Beşinci günün sonunda sefil bir şekilde kılını bile kıpırdatamaz haldeydi. Çaresizlikten kendi tuvaletini içmiş; yemek için böcekleri, tırtılları nafile bir çabayla yakalamaya çalışmıştı. Şu anda her şey bitmişti. Yolun sonu gelmişti. Yattığı yerden gözleri kapalı vaziyette son defa "onu" düşündü.

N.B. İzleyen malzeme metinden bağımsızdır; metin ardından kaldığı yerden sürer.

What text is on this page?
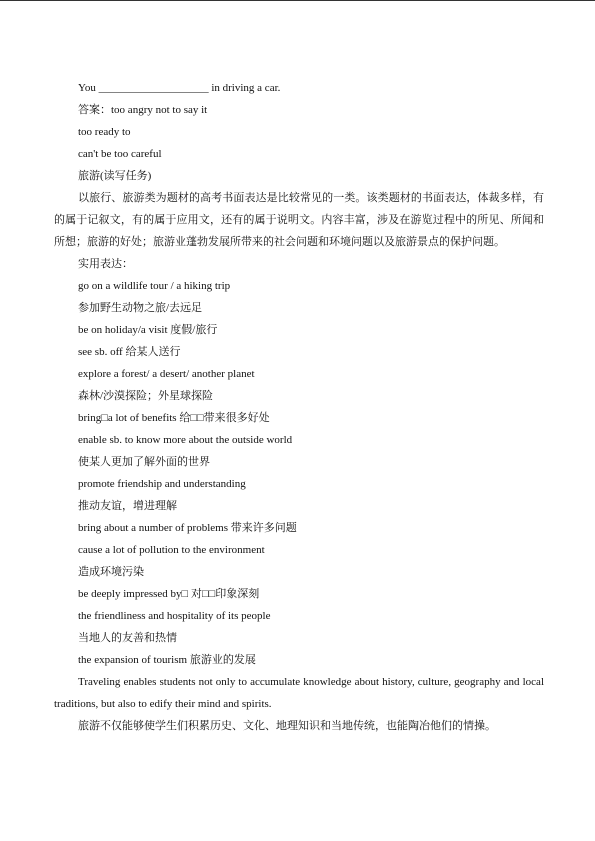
You ____________________ in driving a car.
答案：too angry not to say it
too ready to
can't be too careful
旅游(读写任务)
以旅行、旅游类为题材的高考书面表达是比较常见的一类。该类题材的书面表达，体裁多样，有的属于记叙文，有的属于应用文，还有的属于说明文。内容丰富，涉及在游览过程中的所见、所闻和所想；旅游的好处；旅游业蓬勃发展所带来的社会问题和环境问题以及旅游景点的保护问题。
实用表达：
go on a wildlife tour / a hiking trip
参加野生动物之旅/去远足
be on holiday/a visit 度假/旅行
see sb. off 给某人送行
explore a forest/ a desert/ another planet
森林/沙漠探险；外星球探险
bring□a lot of benefits 给□□带来很多好处
enable sb. to know more about the outside world
使某人更加了解外面的世界
promote friendship and understanding
推动友谊，增进理解
bring about a number of problems 带来许多问题
cause a lot of pollution to the environment
造成环境污染
be deeply impressed by□ 对□□印象深刻
the friendliness and hospitality of its people
当地人的友善和热情
the expansion of tourism 旅游业的发展
Traveling enables students not only to accumulate knowledge about history, culture, geography and local traditions, but also to edify their mind and spirits.
旅游不仅能够使学生们积累历史、文化、地理知识和当地传统，也能陶冶他们的情操。
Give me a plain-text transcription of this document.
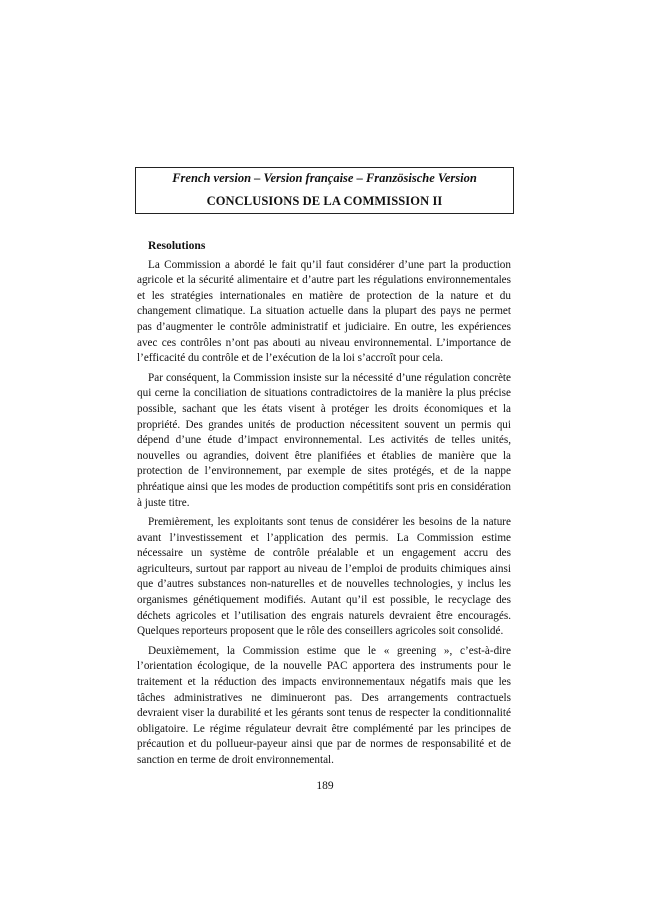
French version – Version française – Französische Version
CONCLUSIONS DE LA COMMISSION II
Resolutions

La Commission a abordé le fait qu’il faut considérer d’une part la production agricole et la sécurité alimentaire et d’autre part les régulations environnementales et les stratégies internationales en matière de protection de la nature et du changement climatique. La situation actuelle dans la plupart des pays ne permet pas d’augmenter le contrôle administratif et judiciaire. En outre, les expériences avec ces contrôles n’ont pas abouti au niveau environnemental. L’importance de l’efficacité du contrôle et de l’exécution de la loi s’accroît pour cela.

Par conséquent, la Commission insiste sur la nécessité d’une régulation concrète qui cerne la conciliation de situations contradictoires de la manière la plus précise possible, sachant que les états visent à protéger les droits économiques et la propriété. Des grandes unités de production nécessitent souvent un permis qui dépend d’une étude d’impact environnemental. Les activités de telles unités, nouvelles ou agrandies, doivent être planifiées et établies de manière que la protection de l’environnement, par exemple de sites protégés, et de la nappe phréatique ainsi que les modes de production compétitifs sont pris en considération à juste titre.

Premièrement, les exploitants sont tenus de considérer les besoins de la nature avant l’investissement et l’application des permis. La Commission estime nécessaire un système de contrôle préalable et un engagement accru des agriculteurs, surtout par rapport au niveau de l’emploi de produits chimiques ainsi que d’autres substances non-naturelles et de nouvelles technologies, y inclus les organismes génétiquement modifiés. Autant qu’il est possible, le recyclage des déchets agricoles et l’utilisation des engrais naturels devraient être encouragés. Quelques reporteurs proposent que le rôle des conseillers agricoles soit consolidé.

Deuxièmement, la Commission estime que le « greening », c’est-à-dire l’orientation écologique, de la nouvelle PAC apportera des instruments pour le traitement et la réduction des impacts environnementaux négatifs mais que les tâches administratives ne diminueront pas. Des arrangements contractuels devraient viser la durabilité et les gérants sont tenus de respecter la conditionnalité obligatoire. Le régime régulateur devrait être complémenté par les principes de précaution et du pollueur-payeur ainsi que par de normes de responsabilité et de sanction en terme de droit environnemental.

189
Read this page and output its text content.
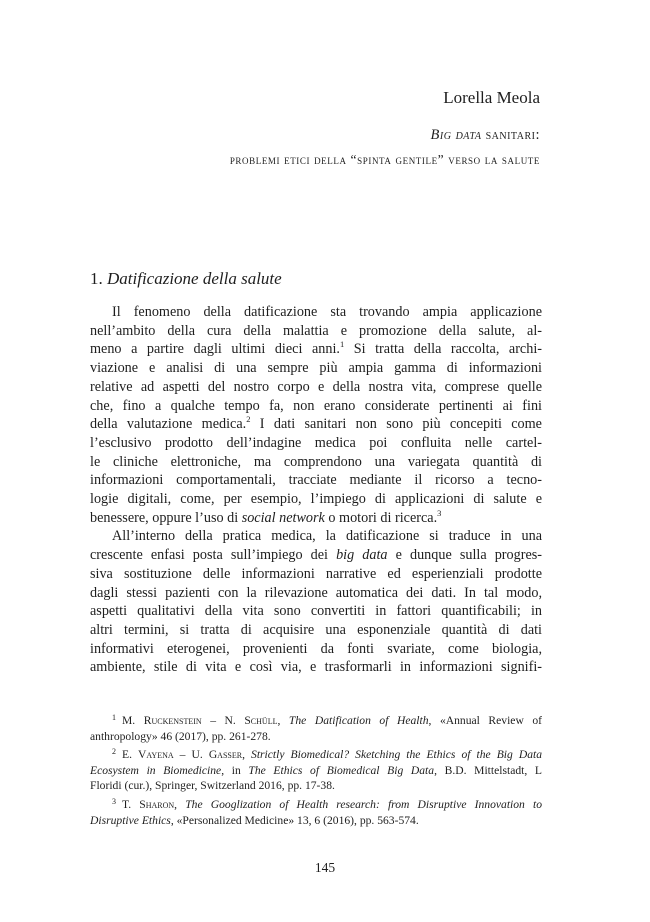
Lorella Meola
Big data sanitari:
problemi etici della “spinta gentile” verso la salute
1. Datificazione della salute
Il fenomeno della datificazione sta trovando ampia applicazione
nell’ambito della cura della malattia e promozione della salute, al-
meno a partire dagli ultimi dieci anni.$^1$ Si tratta della raccolta, archi-
viazione e analisi di una sempre più ampia gamma di informazioni
relative ad aspetti del nostro corpo e della nostra vita, comprese quelle
che, fino a qualche tempo fa, non erano considerate pertinenti ai fini
della valutazione medica.$^2$ I dati sanitari non sono più concepiti come
l’esclusivo prodotto dell’indagine medica poi confluita nelle cartel-
le cliniche elettroniche, ma comprendono una variegata quantità di
informazioni comportamentali, tracciate mediante il ricorso a tecno-
logie digitali, come, per esempio, l’impiego di applicazioni di salute e
benessere, oppure l’uso di social network o motori di ricerca.$^3$
All’interno della pratica medica, la datificazione si traduce in una
crescente enfasi posta sull’impiego dei big data e dunque sulla progres-
siva sostituzione delle informazioni narrative ed esperienziali prodotte
dagli stessi pazienti con la rilevazione automatica dei dati. In tal modo,
aspetti qualitativi della vita sono convertiti in fattori quantificabili; in
altri termini, si tratta di acquisire una esponenziale quantità di dati
informativi eterogenei, provenienti da fonti svariate, come biologia,
ambiente, stile di vita e così via, e trasformarli in informazioni signifi-
$^1$ M. Ruckenstein – N. Schüll, The Datification of Health, «Annual Review of
anthropology» 46 (2017), pp. 261-278.
$^2$ E. Vayena – U. Gasser, Strictly Biomedical? Sketching the Ethics of the Big Data
Ecosystem in Biomedicine, in The Ethics of Biomedical Big Data, B.D. Mittelstadt, L
Floridi (cur.), Springer, Switzerland 2016, pp. 17-38.
$^3$ T. Sharon, The Googlization of Health research: from Disruptive Innovation to
Disruptive Ethics, «Personalized Medicine» 13, 6 (2016), pp. 563-574.
145
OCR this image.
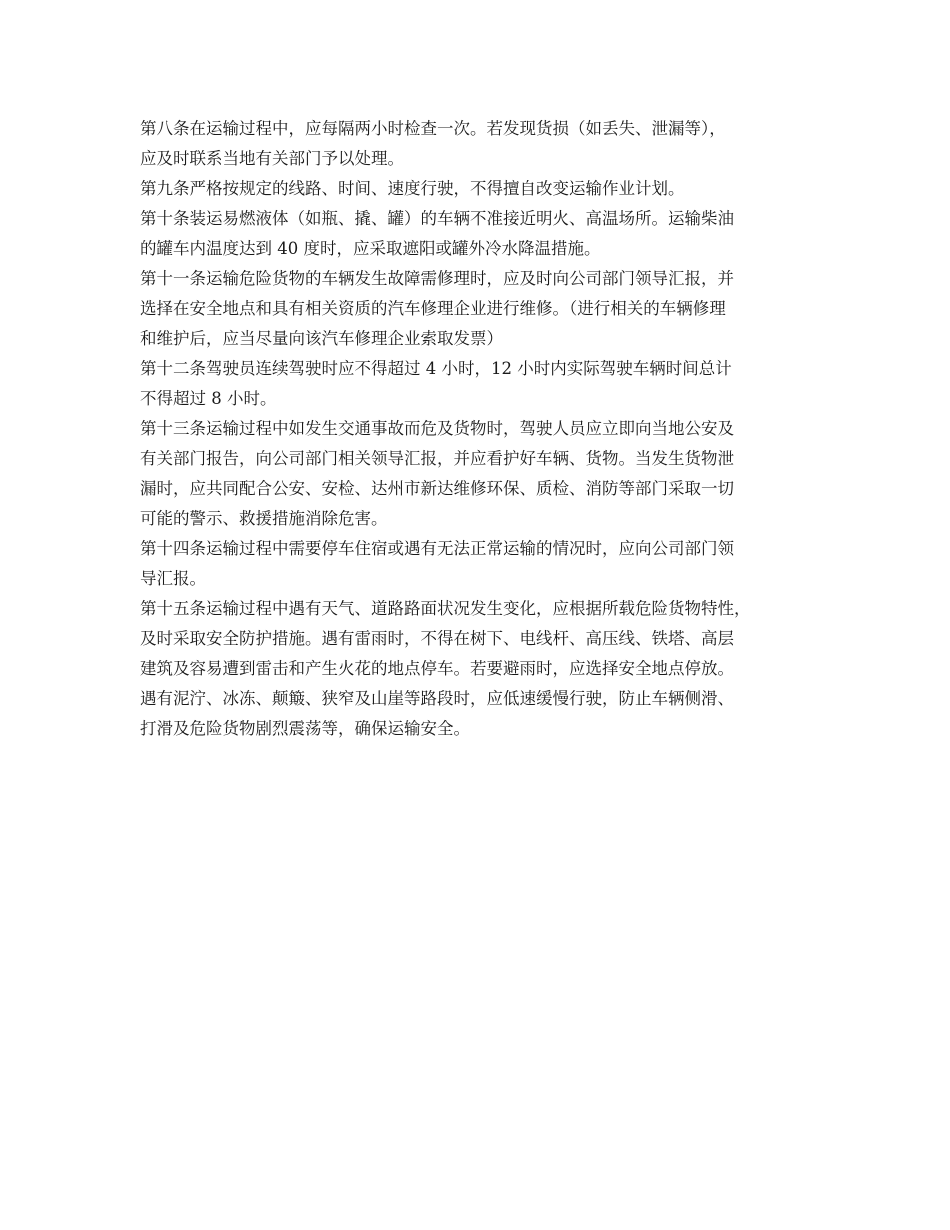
第八条在运输过程中，应每隔两小时检查一次。若发现货损（如丢失、泄漏等），

应及时联系当地有关部门予以处理。

第九条严格按规定的线路、时间、速度行驶，不得擅自改变运输作业计划。

第十条装运易燃液体（如瓶、撬、罐）的车辆不准接近明火、高温场所。运输柴油

的罐车内温度达到 40 度时，应采取遮阳或罐外冷水降温措施。

第十一条运输危险货物的车辆发生故障需修理时，应及时向公司部门领导汇报，并

选择在安全地点和具有相关资质的汽车修理企业进行维修。（进行相关的车辆修理

和维护后，应当尽量向该汽车修理企业索取发票）

第十二条驾驶员连续驾驶时应不得超过 4 小时，12 小时内实际驾驶车辆时间总计

不得超过 8 小时。

第十三条运输过程中如发生交通事故而危及货物时，驾驶人员应立即向当地公安及

有关部门报告，向公司部门相关领导汇报，并应看护好车辆、货物。当发生货物泄

漏时，应共同配合公安、安检、达州市新达维修环保、质检、消防等部门采取一切

可能的警示、救援措施消除危害。

第十四条运输过程中需要停车住宿或遇有无法正常运输的情况时，应向公司部门领

导汇报。

第十五条运输过程中遇有天气、道路路面状况发生变化，应根据所载危险货物特性，

及时采取安全防护措施。遇有雷雨时，不得在树下、电线杆、高压线、铁塔、高层

建筑及容易遭到雷击和产生火花的地点停车。若要避雨时，应选择安全地点停放。

遇有泥泞、冰冻、颠簸、狭窄及山崖等路段时，应低速缓慢行驶，防止车辆侧滑、

打滑及危险货物剧烈震荡等，确保运输安全。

Bütün kasları sanki kemiriliyormuş gibi ağrıyordu. İnsanın kendini yiyip bitirmesi böyle bir histi herhalde. Kolunda bir kımıltı hissedip gözlerini açtı. Tam orada dünyanın en güzel kelebeği duruyordu. Pembe, mor ve turkuaz renklerle bezeli kanatlarını narin ve hafifçe sallıyordu. "Beni götürmeye geldi" diye düşündü. "Bir günlük ömür biçilen bu dünyada fazla bile kaldın" dercesine.. Kelebek kanatlanıp uçtuğunda içindeki kemirilme hissi de yok olmuştu. Artık o sefil çukurdan çok çok uzaklarda, belki de o kelebeğin yanındaydı.